Finally! Registered now, you can see me. I too have been having the very same issues with dead air on my handset, ringing on the other end, person picks up and I don't hear a thing. My case is a tad different as I hear nothing during the progress of the call - no dialtone, no ring, no pick-up, no voicemail, no termination of call, nada.
After reading several posts, I powered down for 1 min, then powered back up. My phone seems to be working right now. I also opened a ticket though, as NO calls were working for two days, inbound nor outbound.
Hopefully, they will take a look at it first thing on Monday morning. My friends all think I am a crackpot for doing VOIPo, turn me into a salesman, let's get this fixed! :-)
XAX-506533. I have canceled my account and support has closed the ticket. But you are welcome to review it.
I did the port forward as suggested by the Voipo techs, in fact, I spent an hour on the phone with AT&T, and they did it for me while I was on the phone with them. AT&T took control of my computer and did it remotely as I watched and talked with them. To my dismay, I still have the problem of the phone that I dialed not ringing. Getting a tad frustrated here.

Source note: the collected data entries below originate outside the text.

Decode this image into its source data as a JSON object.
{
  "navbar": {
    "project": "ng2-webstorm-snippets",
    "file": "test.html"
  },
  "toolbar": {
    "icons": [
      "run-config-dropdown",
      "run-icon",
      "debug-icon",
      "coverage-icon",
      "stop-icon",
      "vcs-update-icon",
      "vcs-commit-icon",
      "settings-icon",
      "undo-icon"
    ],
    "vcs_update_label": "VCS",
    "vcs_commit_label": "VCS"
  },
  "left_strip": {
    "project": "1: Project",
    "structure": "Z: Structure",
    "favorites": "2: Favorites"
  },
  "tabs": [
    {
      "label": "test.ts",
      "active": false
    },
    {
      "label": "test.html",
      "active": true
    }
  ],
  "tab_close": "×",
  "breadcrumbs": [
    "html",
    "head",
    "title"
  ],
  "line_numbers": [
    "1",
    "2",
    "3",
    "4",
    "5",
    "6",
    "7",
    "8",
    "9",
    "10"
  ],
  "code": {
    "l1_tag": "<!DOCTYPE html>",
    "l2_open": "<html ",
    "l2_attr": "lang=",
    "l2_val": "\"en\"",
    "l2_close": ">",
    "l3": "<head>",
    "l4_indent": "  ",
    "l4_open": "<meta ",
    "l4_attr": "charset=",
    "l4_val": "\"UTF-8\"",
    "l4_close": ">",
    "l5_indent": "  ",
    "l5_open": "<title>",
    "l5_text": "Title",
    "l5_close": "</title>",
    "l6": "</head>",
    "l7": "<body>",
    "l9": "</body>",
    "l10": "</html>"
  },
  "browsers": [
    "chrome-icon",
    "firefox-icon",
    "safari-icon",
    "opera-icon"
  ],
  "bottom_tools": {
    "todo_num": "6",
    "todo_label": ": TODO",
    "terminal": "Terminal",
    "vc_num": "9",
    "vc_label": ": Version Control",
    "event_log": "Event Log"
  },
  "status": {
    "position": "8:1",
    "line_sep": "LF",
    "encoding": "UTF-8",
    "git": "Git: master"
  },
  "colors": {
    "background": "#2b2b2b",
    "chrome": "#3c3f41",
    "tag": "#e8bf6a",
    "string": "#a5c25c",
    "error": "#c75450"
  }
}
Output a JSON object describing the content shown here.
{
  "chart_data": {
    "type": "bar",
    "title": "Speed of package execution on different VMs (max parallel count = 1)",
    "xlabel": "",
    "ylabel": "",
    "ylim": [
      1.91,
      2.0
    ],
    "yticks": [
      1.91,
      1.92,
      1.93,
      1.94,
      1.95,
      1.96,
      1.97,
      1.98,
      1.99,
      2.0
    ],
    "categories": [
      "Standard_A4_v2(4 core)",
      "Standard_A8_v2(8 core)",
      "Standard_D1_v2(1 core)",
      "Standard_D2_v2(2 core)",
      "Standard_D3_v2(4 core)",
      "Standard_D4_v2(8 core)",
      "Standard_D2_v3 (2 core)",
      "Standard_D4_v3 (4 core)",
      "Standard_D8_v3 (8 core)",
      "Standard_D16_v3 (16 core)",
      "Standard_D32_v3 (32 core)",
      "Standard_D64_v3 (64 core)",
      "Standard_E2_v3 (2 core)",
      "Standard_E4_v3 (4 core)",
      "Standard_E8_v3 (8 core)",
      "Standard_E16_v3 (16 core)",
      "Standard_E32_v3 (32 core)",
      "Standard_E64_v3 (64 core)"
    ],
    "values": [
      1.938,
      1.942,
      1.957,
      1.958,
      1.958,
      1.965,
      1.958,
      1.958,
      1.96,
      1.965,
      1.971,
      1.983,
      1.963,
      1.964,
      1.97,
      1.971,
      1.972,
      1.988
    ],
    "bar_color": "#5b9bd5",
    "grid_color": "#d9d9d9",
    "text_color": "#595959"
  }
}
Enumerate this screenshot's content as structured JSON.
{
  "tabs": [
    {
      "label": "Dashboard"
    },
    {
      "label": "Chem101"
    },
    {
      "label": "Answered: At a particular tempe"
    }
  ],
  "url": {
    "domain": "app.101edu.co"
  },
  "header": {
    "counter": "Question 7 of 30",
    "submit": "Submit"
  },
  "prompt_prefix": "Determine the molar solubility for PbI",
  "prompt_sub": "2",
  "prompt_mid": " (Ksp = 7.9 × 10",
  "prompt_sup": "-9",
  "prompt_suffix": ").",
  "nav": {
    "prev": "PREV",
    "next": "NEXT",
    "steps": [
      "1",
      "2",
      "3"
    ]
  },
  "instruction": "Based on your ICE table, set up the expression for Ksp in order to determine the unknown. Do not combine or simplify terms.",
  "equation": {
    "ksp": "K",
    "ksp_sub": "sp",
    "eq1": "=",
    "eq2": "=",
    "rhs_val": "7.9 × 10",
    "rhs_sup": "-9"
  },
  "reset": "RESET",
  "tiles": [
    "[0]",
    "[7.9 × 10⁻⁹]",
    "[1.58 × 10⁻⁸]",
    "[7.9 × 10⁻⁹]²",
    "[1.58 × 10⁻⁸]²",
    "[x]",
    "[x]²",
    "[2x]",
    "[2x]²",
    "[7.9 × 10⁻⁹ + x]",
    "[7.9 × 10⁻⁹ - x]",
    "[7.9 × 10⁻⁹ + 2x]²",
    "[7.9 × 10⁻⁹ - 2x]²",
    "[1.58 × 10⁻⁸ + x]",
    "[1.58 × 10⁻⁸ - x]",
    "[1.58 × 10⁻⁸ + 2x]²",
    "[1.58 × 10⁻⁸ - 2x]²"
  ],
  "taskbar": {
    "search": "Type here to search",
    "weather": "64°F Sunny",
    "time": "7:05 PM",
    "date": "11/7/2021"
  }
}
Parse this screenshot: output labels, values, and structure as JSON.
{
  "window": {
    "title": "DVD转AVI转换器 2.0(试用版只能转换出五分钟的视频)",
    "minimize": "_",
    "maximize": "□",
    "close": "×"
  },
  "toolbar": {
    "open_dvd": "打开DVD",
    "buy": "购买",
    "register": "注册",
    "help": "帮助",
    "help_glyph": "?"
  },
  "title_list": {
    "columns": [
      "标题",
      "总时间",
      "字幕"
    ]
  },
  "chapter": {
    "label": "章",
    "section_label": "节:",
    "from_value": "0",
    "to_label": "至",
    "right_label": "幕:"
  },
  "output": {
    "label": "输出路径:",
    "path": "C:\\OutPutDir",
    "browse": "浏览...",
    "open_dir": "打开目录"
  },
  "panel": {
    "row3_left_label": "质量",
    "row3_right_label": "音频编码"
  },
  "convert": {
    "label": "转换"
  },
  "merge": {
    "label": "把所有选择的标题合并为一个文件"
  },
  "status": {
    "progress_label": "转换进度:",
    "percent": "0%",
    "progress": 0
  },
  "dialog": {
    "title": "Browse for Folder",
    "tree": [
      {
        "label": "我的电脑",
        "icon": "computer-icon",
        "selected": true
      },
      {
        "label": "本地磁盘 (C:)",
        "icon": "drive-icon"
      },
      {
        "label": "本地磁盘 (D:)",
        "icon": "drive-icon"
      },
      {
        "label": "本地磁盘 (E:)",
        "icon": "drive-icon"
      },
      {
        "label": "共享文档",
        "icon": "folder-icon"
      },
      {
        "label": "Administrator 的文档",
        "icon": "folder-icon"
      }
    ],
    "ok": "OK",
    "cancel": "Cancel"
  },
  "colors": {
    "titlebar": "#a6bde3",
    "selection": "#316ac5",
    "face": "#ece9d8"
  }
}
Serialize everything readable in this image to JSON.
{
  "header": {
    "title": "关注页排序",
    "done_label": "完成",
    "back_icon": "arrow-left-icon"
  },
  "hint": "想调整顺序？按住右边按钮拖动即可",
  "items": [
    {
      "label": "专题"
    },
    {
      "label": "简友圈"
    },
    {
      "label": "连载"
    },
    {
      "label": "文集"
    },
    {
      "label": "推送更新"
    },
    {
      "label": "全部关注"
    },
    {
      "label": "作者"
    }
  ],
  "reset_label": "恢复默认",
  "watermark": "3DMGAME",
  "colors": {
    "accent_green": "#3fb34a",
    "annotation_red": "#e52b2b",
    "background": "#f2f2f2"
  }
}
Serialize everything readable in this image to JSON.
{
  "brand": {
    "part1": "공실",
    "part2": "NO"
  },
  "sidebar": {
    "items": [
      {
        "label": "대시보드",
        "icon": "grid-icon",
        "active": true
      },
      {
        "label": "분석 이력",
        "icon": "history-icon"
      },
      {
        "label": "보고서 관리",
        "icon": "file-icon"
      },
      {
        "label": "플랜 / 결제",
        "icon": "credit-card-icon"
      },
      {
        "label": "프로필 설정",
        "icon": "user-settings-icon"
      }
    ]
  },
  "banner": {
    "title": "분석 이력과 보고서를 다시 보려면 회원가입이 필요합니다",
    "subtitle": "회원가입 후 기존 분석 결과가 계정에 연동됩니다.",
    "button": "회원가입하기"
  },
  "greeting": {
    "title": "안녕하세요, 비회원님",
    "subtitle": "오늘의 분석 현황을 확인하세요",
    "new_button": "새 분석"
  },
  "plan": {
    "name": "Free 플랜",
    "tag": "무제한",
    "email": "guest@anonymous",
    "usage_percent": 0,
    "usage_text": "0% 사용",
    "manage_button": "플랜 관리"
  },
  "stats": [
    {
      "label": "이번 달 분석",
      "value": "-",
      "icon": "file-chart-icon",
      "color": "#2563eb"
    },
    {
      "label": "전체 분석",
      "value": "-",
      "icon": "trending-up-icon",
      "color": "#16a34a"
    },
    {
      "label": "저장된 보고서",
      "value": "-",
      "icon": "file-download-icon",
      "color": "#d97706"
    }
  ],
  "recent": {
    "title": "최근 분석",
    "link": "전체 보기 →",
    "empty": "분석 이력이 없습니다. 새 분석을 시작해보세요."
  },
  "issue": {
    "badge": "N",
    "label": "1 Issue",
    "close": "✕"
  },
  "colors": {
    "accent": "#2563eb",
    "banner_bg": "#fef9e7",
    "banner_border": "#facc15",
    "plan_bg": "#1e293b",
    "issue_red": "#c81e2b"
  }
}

Support asked me to unplug my adapter for 30 seconds and reconnect it so it could get updated configuration. The next call I made I could hear the ringing.
Steve
I made a couple calls this A.M. and not only did I not hear the ringing on the other end, it just disconnected me and gave me a dial tone. Opened another ticket.![]()
I think the Voipo techs got the bugs worked out. I asked the tech if the problem was on my end, or Vopio's end, he told me that it was mainly the settings in my adapter that was out of sorts. They made the changes, and all seems to be good.
I'm not sure how much detail you really care about here, but this can actually be tracked back to one of a few different things.
Not all audio you hear comes from the network
For example, when you pick up the phone you hear a dial tone, but that's actually generated by the device that VOIPo sent you. In fact, that device can generate every sound the phone network uses from ringing sounds, to busy signals, to the sound you hear for call waiting.
Not all calls are handled the same
This is the part that gets confusing. The ringing that you hear on a call can actually be generated in 2 different ways. Say you want to call 444-555-1234. After you finish dialing the number on your phone, the ATA device generates a request to the VOIPo servers that looks a little like this:
VOIPo's servers can respond back with something like what you see below. The "180 Ringing" response means that your adapter should generate the ringing sound.INVITE sip:14445551234@someregion.voipwelcome.com SIP/2.0
{A bunch of other stuff goes in the packet guts, mostly things like your username, what codecs your device supports, and what UDP port you will receive audio on}
... but they can also respond back with something that looks like this:SIP/2.0 100 Trying
SIP/2.0 180 Ringing
SIP/2.0 200 OK
{ This signals that the call has been answered and gives the remote IP handling the audio for the call }
This option uses what is known as "early media" because you get audio from the PSTN before the call is answered, so in this case the ringing sound actually comes directly from the PSTN. This is essential for dialing things like AT&T 800-number teleconference services because AT&T doesn't actually signal the call as being answered until after you've entered a valid conference pin code.SIP/2.0 100 Trying
SIP/2.0 183 Session Progress
{ This is a bit unique in that you get an IP for call audio before the call is answered }
SIP/2.0 200 OK
{ Here the call is answered, and you get an IP for where the audio will go to/from -- it's usually the same as the Session Progress IP }
As was already mentioned, a lot of routers include a feature called SIP ALG. What it's supposed to do is read all of the SIP status messages and read things like what port your ATA says it will use for a call, and what IP your provider says will be used for the call audio, and automatically open a hole in the firewall and create a NAT mapping to get that traffic to the ATA. The problem is that SIP ALG sometimes has problems reading the SIP packets, and sometimes skips some altogether like the "183 Session Progress" packets -- when that happens, you have problems with incoming audio.
Since you're having intermittent problems, as an outside observer with limited knowledge of how VOIPo is setup these would be my first 3 guesses:
1) Your adapter isn't properly generating a ringtone for calls made on carriers that don't support early audio. If you go to your Call History and click on calls you can see a reference ID for each call. If you can provide to VOIPo support which calls had ringing and which calls didn't, they should be able to track down the carrier they used for each call and use that to troubleshoot further.
2) You have a router in front of your ATA with SIP ALG or similar functionality and it's eating some of the "183 Session Progress" messages, or preventing the correct NAT mappings from being setup.
3) VOIPo has a rarely used carrier that is being used to terminate some of your calls, and VOIPo's SIP gateways aren't properly translating call progress codes when relaying status to your ATA.